Conventional Lead Scoring Vs Predictive Lead Scoring

Lead scoring is process to rank your prospects against scale representing value each lead has to the organization. Lead scoring helps organization to identify most qualified leads. Most organizations design lead scoring model to identify sales ready leads. Lead scoring is beneficial to your business in many ways.

Conventional lead scoring

In conventional lead scoring points are given to certain actions such as demographics,website visit,webinar attendance, content download ,form completion etc. The challenge here is to which data points to be used for your lead scoring and what score to assign to these data points?

What points should be assigned to particular criteria is big challenge task For example Should we assign 10 points for ebook download or 5? Scoring to these data points is done without knowing a better way. Lot of guess work and gut feeling is applied while scoring these data points.. The number values are largely arbitrary

Which data points should we consider while designing our lead scoring model is another challenging task. This is mostly done by guesswork and gut feeling. scores are assigned to maybe a total of ten signals, based on rule of thumb or gut feeling, assumptions.

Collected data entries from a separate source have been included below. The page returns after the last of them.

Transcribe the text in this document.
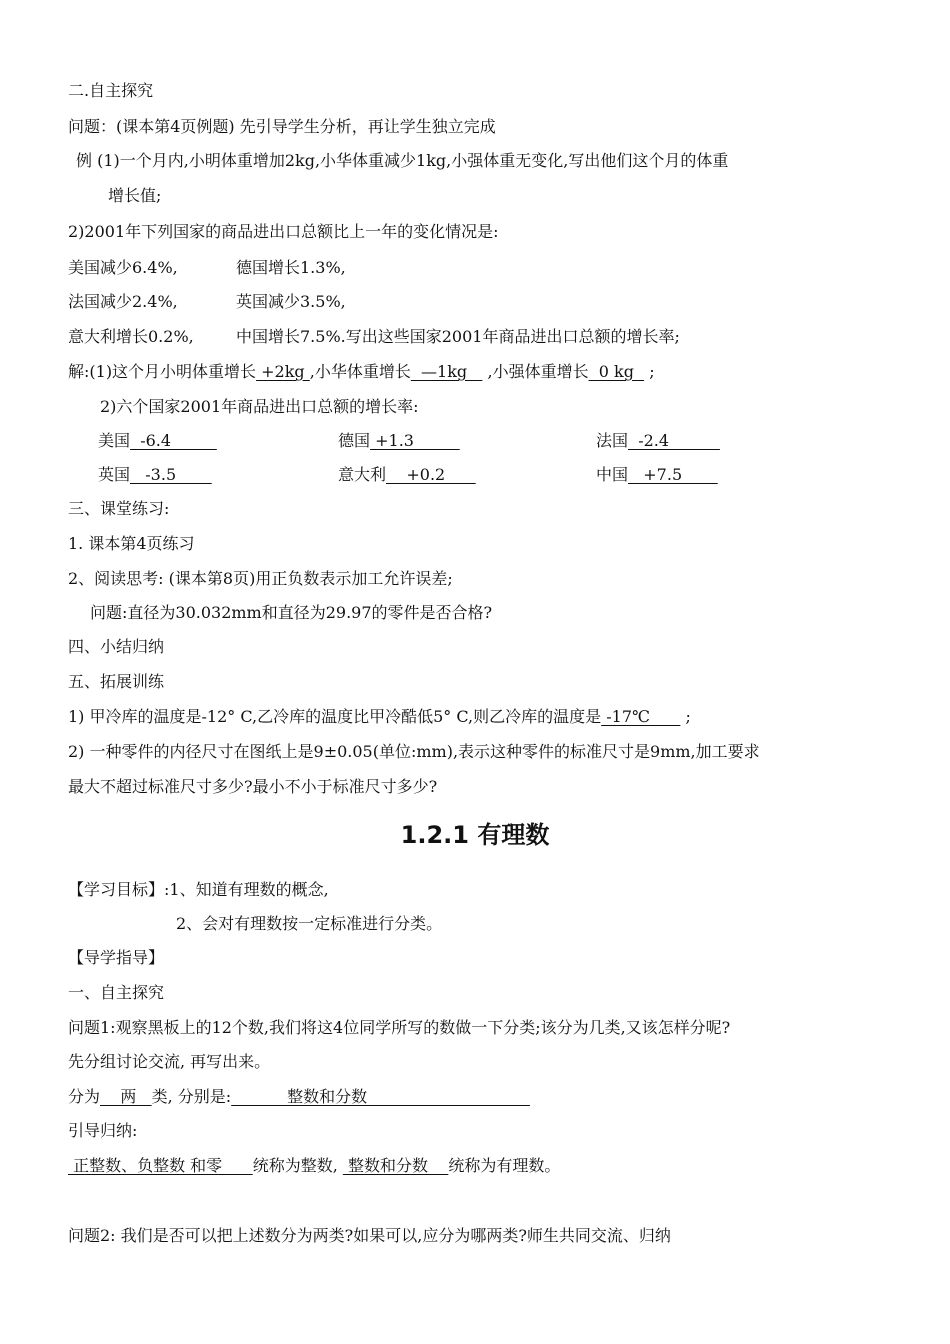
二.自主探究
问题：(课本第4页例题) 先引导学生分析，再让学生独立完成
例 (1)一个月内,小明体重增加2kg,小华体重减少1kg,小强体重无变化,写出他们这个月的体重
增长值;
2)2001年下列国家的商品进出口总额比上一年的变化情况是:
美国减少6.4%,	德国增长1.3%,
法国减少2.4%,	英国减少3.5%,
意大利增长0.2%,	中国增长7.5%.写出这些国家2001年商品进出口总额的增长率;
解:(1)这个月小明体重增长 +2kg ,小华体重增长  —1kg    ,小强体重增长  0 kg   ;
2)六个国家2001年商品进出口总额的增长率:
美国  -6.4	德国 +1.3	法国  -2.4
英国   -3.5	意大利    +0.2	中国   +7.5
三、课堂练习:
1. 课本第4页练习
2、阅读思考: (课本第8页)用正负数表示加工允许误差;
问题:直径为30.032mm和直径为29.97的零件是否合格?
四、小结归纳
五、拓展训练
1) 甲冷库的温度是-12° C,乙冷库的温度比甲冷酷低5° C,则乙冷库的温度是 -17℃       ;
2) 一种零件的内径尺寸在图纸上是9±0.05(单位:mm),表示这种零件的标准尺寸是9mm,加工要求
最大不超过标准尺寸多少?最小不小于标准尺寸多少?
1.2.1 有理数
【学习目标】:1、知道有理数的概念,
2、会对有理数按一定标准进行分类。
【导学指导】
一、自主探究
问题1:观察黑板上的12个数,我们将这4位同学所写的数做一下分类;该分为几类,又该怎样分呢?
先分组讨论交流, 再写出来。
分为    两   类, 分别是:           整数和分数
引导归纳:
正整数、负整数 和零      统称为整数,  整数和分数    统称为有理数。
问题2: 我们是否可以把上述数分为两类?如果可以,应分为哪两类?师生共同交流、归纳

Conventional lead scoring model is based on mere guess work and assumptions.

Predictive lead scoring

Instead of relying on guesswork and gut feeling predictive lead scoring uses proven scientific and statistical methods to predict sales ready leads. Data science techniques like statistical analysis, look-alike modeling, machine learning are used to analyze data within your customer database and external data from the web. This method for designing lead scoring model is called predictive modeling. This process help you to define your qualified leads profile You base your lead scoring against this profile.

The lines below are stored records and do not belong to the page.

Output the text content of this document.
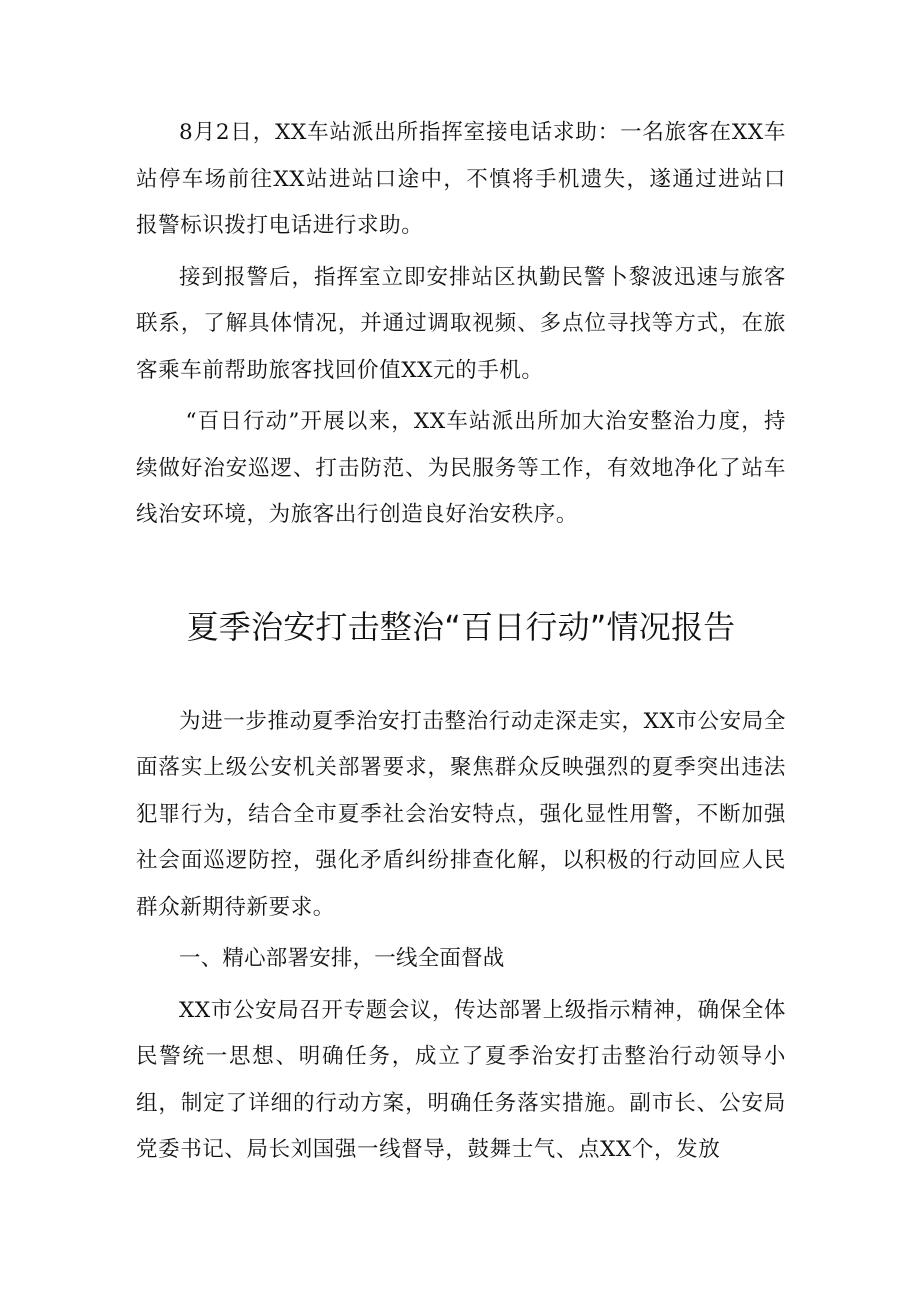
8月2日，XX车站派出所指挥室接电话求助：一名旅客在XX车站停车场前往XX站进站口途中，不慎将手机遗失，遂通过进站口报警标识拨打电话进行求助。

接到报警后，指挥室立即安排站区执勤民警卜黎波迅速与旅客联系，了解具体情况，并通过调取视频、多点位寻找等方式，在旅客乘车前帮助旅客找回价值XX元的手机。

“百日行动”开展以来，XX车站派出所加大治安整治力度，持续做好治安巡逻、打击防范、为民服务等工作，有效地净化了站车线治安环境，为旅客出行创造良好治安秩序。

夏季治安打击整治“百日行动”情况报告

为进一步推动夏季治安打击整治行动走深走实，XX市公安局全面落实上级公安机关部署要求，聚焦群众反映强烈的夏季突出违法犯罪行为，结合全市夏季社会治安特点，强化显性用警，不断加强社会面巡逻防控，强化矛盾纠纷排查化解，以积极的行动回应人民群众新期待新要求。

一、精心部署安排，一线全面督战

XX市公安局召开专题会议，传达部署上级指示精神，确保全体民警统一思想、明确任务，成立了夏季治安打击整治行动领导小组，制定了详细的行动方案，明确任务落实措施。副市长、公安局党委书记、局长刘国强一线督导，鼓舞士气、点XX个，发放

Unlike conventional lead scoring where you design lead scoring model on potentially arbitrary data points, predictive modeling will help you to design your lead scoring model based on ideal prospects according to characteristics of your customers. It will show you how to build your lead scoring on the data points that actually matter, so you no longer have to guess.

You can design predictive lead scoring model with the help of in house team of data scientists or you can hire services of consulting firms that specialize in this.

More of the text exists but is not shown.